Atletas reclamam da escassez de camisinhas nos Jogos de Inverno

Atletas reclamam da escassez de camisinhas nos Jogos de Inverno

Realizados em diversos locais do nordeste da Itália, jogos de inverno chamaram a atenção por conta de reclamação dos atletas acerca da distribuição de preservativos. Entenda

Com uma das maiores federações da história, o Brasil está acompanhando de perto as Olimpíadas de Inverno, cujos jogos começaram no dia 6 de fevereiro. Até o momento, o País já conquistou uma medalha graças ao atleta Lucas Pinheiro Braathen na categoria de slalom gigante.

Com 92 nações participando, as Olimpíadas de Inverno reúnem cerca de quase três mil atletas que se dividem na Vila Olímpica de Fiames, em Cortina D’Ampezzo.

Uma reclamação em comum que foi divulgada pelo jornal italiano La Stampa nesta quinta-feira, 12, é que, apesar da organização, o evento está enfrentando uma escassez de camisinhas.

Olimpíadas de Inverno: competição enfrenta escassez de preservativos

“Os estoques se esgotaram em apenas três dias. Prometeram que chegariam mais, mas ninguém sabe quando”, disse um atleta que preferiu não se identificar para o jornal italiano. A distribuição de preservativos nas vilas olímpicas é uma tradição que se mantém há várias edições dos jogos, tanto nas Olimpíadas regulares quanto nas de Inverno.

O ato recebe apoio até mesmo do governo local, cujo governador da Lombardia, Attilio Fontana, divulgou a mensagem “Saúde em primeiro lugar: prevenção e bom senso” após incluir o símbolo da região nas embalagens de preservativos distribuídos na vila de Milão. A tradição começou em 1988 em Seul para conscientizar os atletas sobre a prevenção de doenças sexualmente transmissíveis.

A principal queixa dos atletas é em relação ao número de preservativos distribuídos, alegando que os organizadores não foram muito generosos com a quantidade e que eles se esgotaram em questão de dias.

Enquanto em Paris, os atletas receberam 300 mil preservativos, dois por dia para cada um, a quantidade para os jogos de inverno foi drasticamente reduzida, não chegando nem a 10 mil preservativos, em uma média de três por atleta durante todo o período.

Além das camisinhas em falta, a publicação também revelou que os atletas são obrigados a elaborar estratégias mais sofisticadas para conseguir privacidade durante a competição.

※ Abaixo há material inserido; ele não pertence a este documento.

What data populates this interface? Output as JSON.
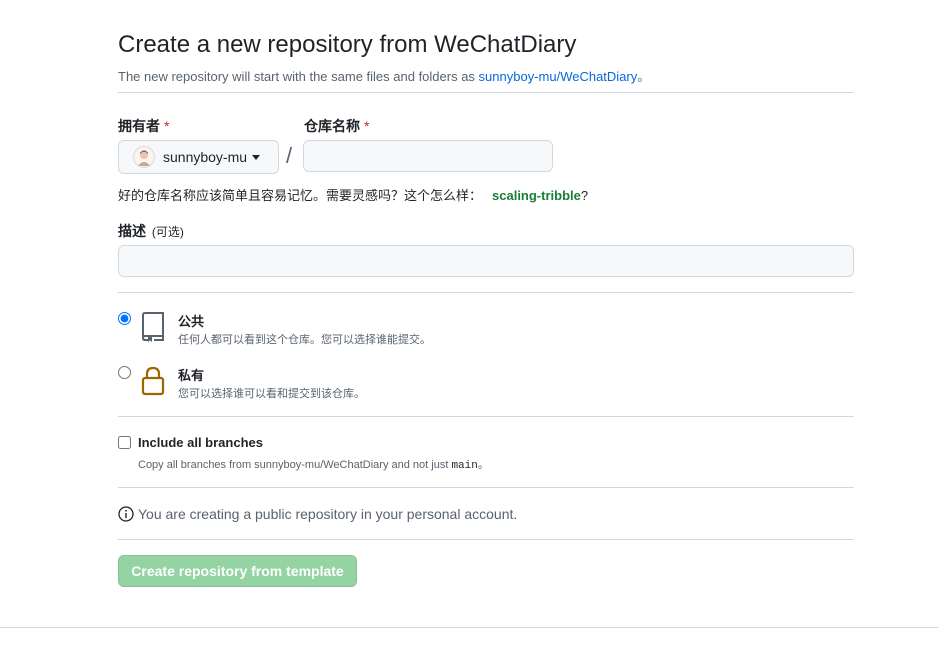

Em Milão, as visitas às acomodações de atletas de outros países são proibidas, tornando a sala de relaxamento da Vila Olímpica extremamente popular.

Enquanto isso, nas aldeias italianas que recebem os atletas para categorias específicas, eles voltam a jogar PlayStation, aguardando a chegada de novos preservativos que ainda não tem data para chegar. As Olimpíadas, no entanto, estão marcadas para serem encerradas no próximo domingo, 22.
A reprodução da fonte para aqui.